Selon le gouvernement, les membres du Conseil d’État et les magistrats de la Cour des comptes, des tribunaux administratifs ou des cours administratives d’appel et des chambres régionales et territoriales des comptes "se verront appliquer les mêmes principes de mobilité, d’ouverture et d’évaluation". Mais des "adaptations" permettront de préserver "leur indépendance et leur impartialité garanties par la Constitution".
La création du corps des administrateurs d'État permettra "une harmonisation des rémunérations" et "une vraie mobilité interministérielle", plaide la ministre en charge de la fonction publique. Aujourd'hui, "beaucoup de fonctionnaires se trouvent enfermés dans des logiques où leurs perspectives de carrières sont réduites, quand bien même ils ont des compétences à apporter", a-t-elle dénoncé à l'issue du conseil des ministres. C'est à ces "logiques de corps" que le gouvernement entend s'attaquer.

Évaluations

En parallèle, il compte développer les évaluations professionnelles "à différents moments" du parcours professionnel des fonctionnaires. Ces évaluations seront confiées à une instance collégiale ministérielle ou interministérielle, laquelle appréciera les perspectives de carrière des agents et, le cas échéant, émettra des recommandations de mobilité. Dans ce cadre, davantage d'"aller-retours" seront possibles entre les fonctions exercées dans les administrations centrales et celles qui relèvent des administrations déconcentrées, assure la ministre.
Une délégation interministérielle à l'encadrement supérieur de l'État, dotée de 30 à 50 personnes, assurera l'animation de la carrière des plus hauts cadres de l'État.
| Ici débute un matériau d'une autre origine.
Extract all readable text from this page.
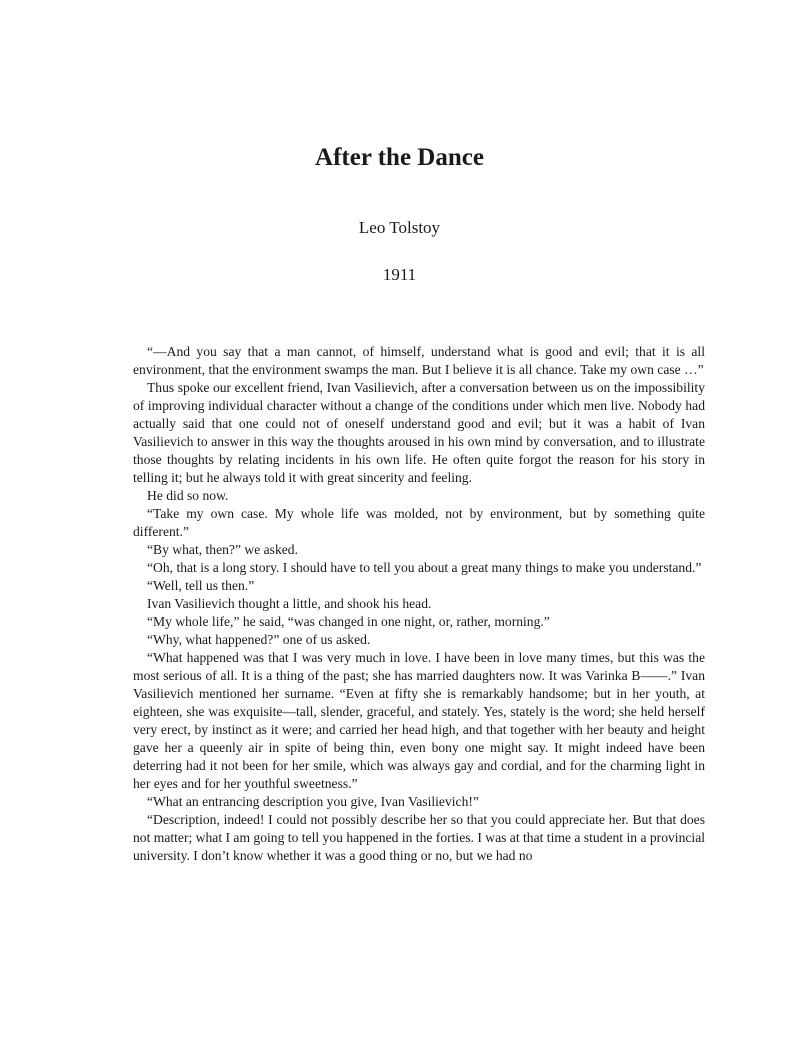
After the Dance
Leo Tolstoy
1911

“—And you say that a man cannot, of himself, understand what is good and evil; that it is all environment, that the environment swamps the man. But I believe it is all chance. Take my own case …”

Thus spoke our excellent friend, Ivan Vasilievich, after a conversation between us on the impossibility of improving individual character without a change of the conditions under which men live. Nobody had actually said that one could not of oneself understand good and evil; but it was a habit of Ivan Vasilievich to answer in this way the thoughts aroused in his own mind by conversation, and to illustrate those thoughts by relating incidents in his own life. He often quite forgot the reason for his story in telling it; but he always told it with great sincerity and feeling.

He did so now.

“Take my own case. My whole life was molded, not by environment, but by something quite different.”

“By what, then?” we asked.

“Oh, that is a long story. I should have to tell you about a great many things to make you understand.”

“Well, tell us then.”

Ivan Vasilievich thought a little, and shook his head.

“My whole life,” he said, “was changed in one night, or, rather, morning.”

“Why, what happened?” one of us asked.

“What happened was that I was very much in love. I have been in love many times, but this was the most serious of all. It is a thing of the past; she has married daughters now. It was Varinka B——.” Ivan Vasilievich mentioned her surname. “Even at fifty she is remarkably handsome; but in her youth, at eighteen, she was exquisite—tall, slender, graceful, and stately. Yes, stately is the word; she held herself very erect, by instinct as it were; and carried her head high, and that together with her beauty and height gave her a queenly air in spite of being thin, even bony one might say. It might indeed have been deterring had it not been for her smile, which was always gay and cordial, and for the charming light in her eyes and for her youthful sweetness.”

“What an entrancing description you give, Ivan Vasilievich!”

“Description, indeed! I could not possibly describe her so that you could appreciate her. But that does not matter; what I am going to tell you happened in the forties. I was at that time a student in a provincial university. I don’t know whether it was a good thing or no, but we had no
La présentation de l'ordonnance ouvre un vaste chantier réglementaire qui sera mené par l'ensemble du gouvernement d'ici à la fin de l'année. Une consultation de plus de 10.000 cadres de l'État a été ouverte jusqu'au 18 juin pour alimenter ce travail. D'ores et déjà, 3.000 réponses ont été recueillies. Les conclusions de cette concertation seront tirées lors d'une "convention des managers de l'État", début juillet.